Alignments, perfectly accurate alignments, are key to many CAD tasks. When we draw an elevation, it should align perfectly with the relevant part of the plan. When we create a section, we most likely are placing its points by aligning them with an elevation placed over to one side and to a plan down below.
In another situation, you may need to align several text objects in order to make the drawing look neat, orderly, and professional.
When placing views on a sheet, you try to get the alignment between the views to be as consistent as possible.
When the inevitable changes occur in the plan, the associated elevations need to be checked and adjusted for alignment.
This happens all the time in CAD. It’s a constant challenge to keep various views in alignment with each other. Without alignment, you get the dreaded . . . discrepancy. 🙁
When you consider the number of points that need to be in perfect alignment to successfully make an elevation or section, or to create an orderly drawing or a well-composed sheet, you begin to appreciate the value of any tool that saves you time and increases your accuracy in carrying out the alignment tasks. Here is one of my favorite tools for creating and verifying alignments: the RAY tool.

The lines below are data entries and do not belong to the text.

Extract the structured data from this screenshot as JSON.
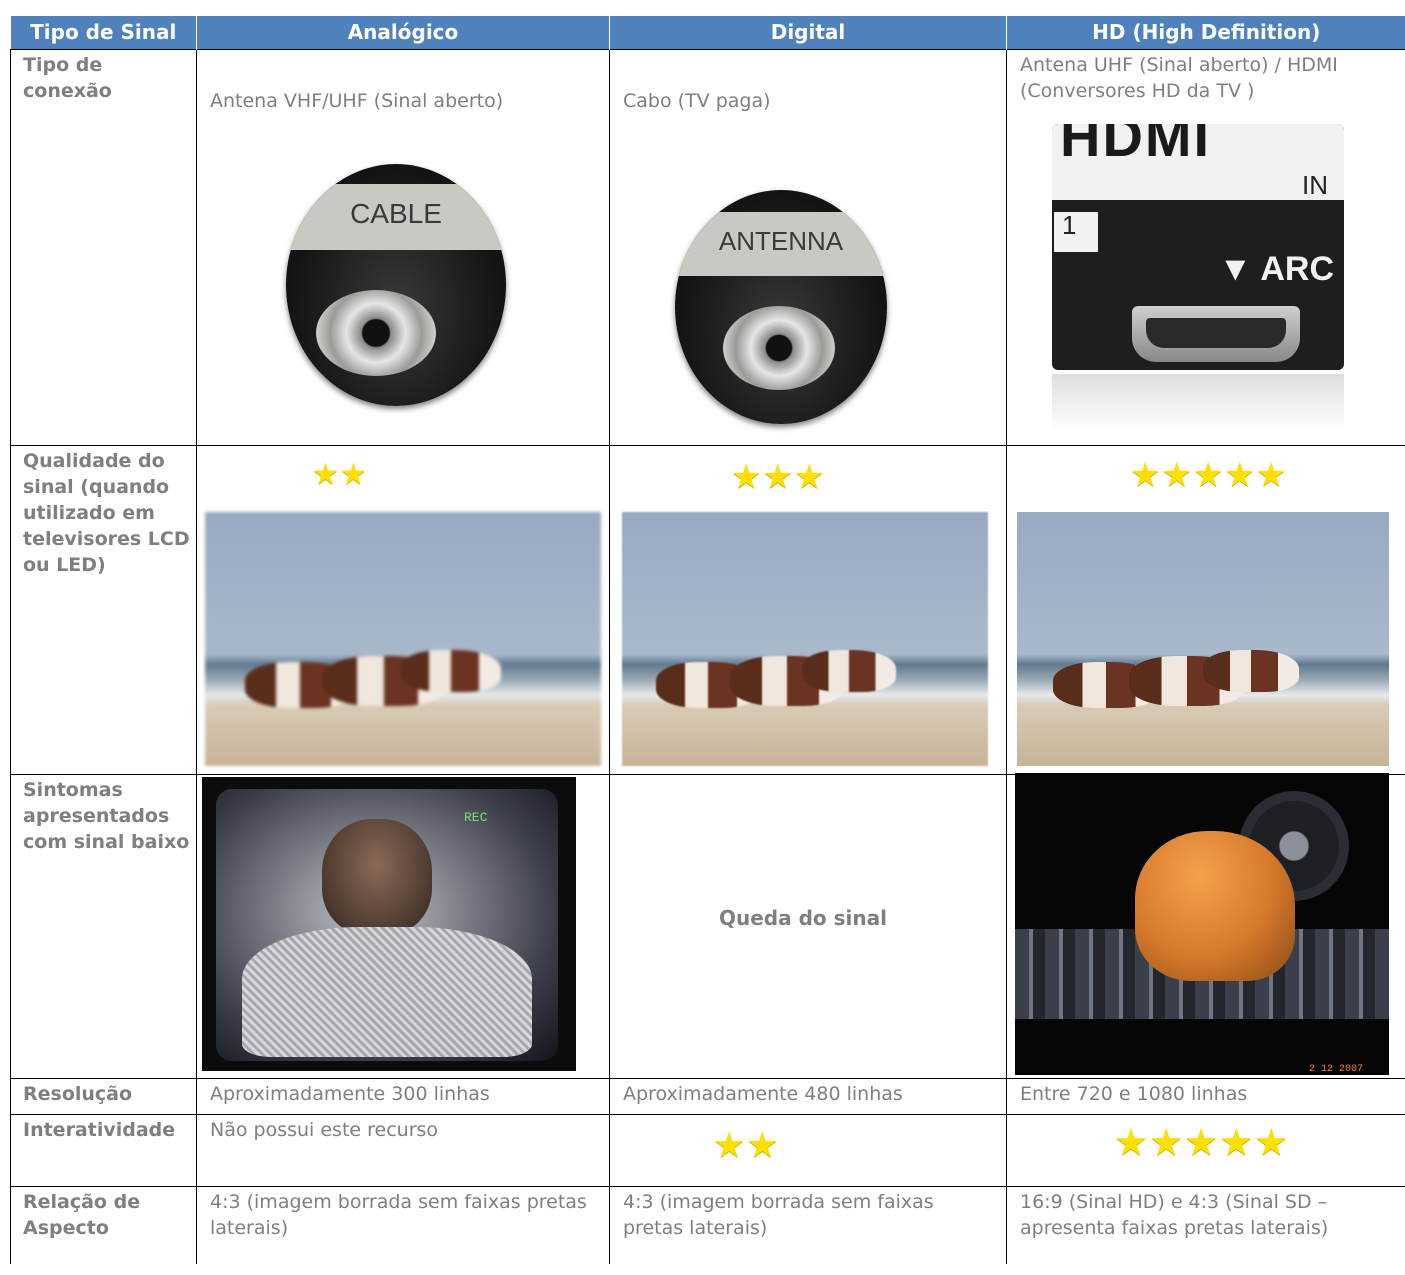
{
  "header": {
    "col0": "Tipo de Sinal",
    "col1": "Analógico",
    "col2": "Digital",
    "col3": "HD (High Definition)"
  },
  "rows": {
    "conexao": {
      "label": "Tipo de conexão",
      "analogico": "Antena VHF/UHF (Sinal aberto)",
      "digital": "Cabo (TV paga)",
      "hd": "Antena UHF (Sinal aberto) / HDMI (Conversores HD da TV )",
      "img_analogico_text": "CABLE",
      "img_digital_text": "ANTENNA",
      "img_hd_word": "HDMI",
      "img_hd_in": "IN",
      "img_hd_num": "1",
      "img_hd_arc": "▼ ARC"
    },
    "qualidade": {
      "label": "Qualidade do sinal (quando utilizado em televisores LCD ou LED)",
      "analogico_stars": "★★",
      "digital_stars": "★★★",
      "hd_stars": "★★★★★",
      "rating": {
        "analogico": 2,
        "digital": 3,
        "hd": 5
      }
    },
    "sintomas": {
      "label": "Sintomas apresentados com sinal baixo",
      "digital": "Queda do sinal",
      "img_analogico_text": "REC",
      "img_hd_date": "2 12 2007"
    },
    "resolucao": {
      "label": "Resolução",
      "analogico": "Aproximadamente 300 linhas",
      "digital": "Aproximadamente 480 linhas",
      "hd": "Entre 720 e 1080 linhas"
    },
    "interatividade": {
      "label": "Interatividade",
      "analogico": "Não possui este recurso",
      "digital_stars": "★★",
      "hd_stars": "★★★★★",
      "rating": {
        "digital": 2,
        "hd": 5
      }
    },
    "aspecto": {
      "label": "Relação de Aspecto",
      "analogico": "4:3 (imagem borrada sem faixas pretas laterais)",
      "digital": "4:3 (imagem borrada sem faixas pretas laterais)",
      "hd": "16:9 (Sinal HD) e 4:3 (Sinal SD – apresenta faixas pretas laterais)"
    }
  },
  "colors": {
    "header_bg": "#4f81bd",
    "header_text": "#ffffff",
    "body_text": "#7f7f7f",
    "star": "#ffe000"
  }
}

A ray is a special type of line that has a definite beginning point, but extends to infinity in some direction that you choose, going away from that point. You choose the ray’s direction by placing a second point that the ray will pass through as it extends from the first point.
Initiate the command by typing RAY in the command line, or in the ribbon go Home tab, Draw panel, Ray button.
I use the Ray tool so often that I created a custom alias (or hotkey), which is raa, which I can type with my left hand without stretching or moving my hand out of position in the left part of my keyboard. I use the spacebar rather than the enter key to complete the command, for the same reason.
Every microsecond counts in CAD.
Here’s an image of a plan with an elevation below, using magenta-colored rays to verify the alignment of the various parts of the two drawings.
To place the ray, click on a crucial point in the plan (typically a corner of some object) to create the beginning point of the ray, then click a second point below, above, left, or right of the first point. Be sure to have Ortho turned on. Avoid accidentally snapping to any object when placing the second, “through” point by clicking in empty space, away from any objects that could throw off the direction of the ray.
Of course, you can just hit SPACEBAR or ENTER to repeat the RAY command on the next crucial point, progressing from left to right across the reference drawing. Another option is to copy the ray to each crucial point— this requires fewer clicks, because you don’t need to enter every “through” point.
It’s very easy to erase the rays after you’re done— just move down below the elevation in empty space, make a right-to-left crossing window that crosses all of the rays, and hit ERASE or the DELETE key. This is a big time saver compared to using lines.
You can quickly create a new elevation using rays. Draw the rays on the layer you want most of the elevation lines to be on, then trim the rays at the ground line and at the top of the elevation or object. Trimming a ray turns it into a normal line.
I also suggest that you move the two views (the plan and the elevation, in this example) far away from the clutter of the drawing using the Power of Big Round Numbers (CAD Tip 1021) before creating the rays.
Try it for a while— long enough to develop your speed and get it feeling natural— and you will see. Rays are far better than normal lines for most alignment tasks.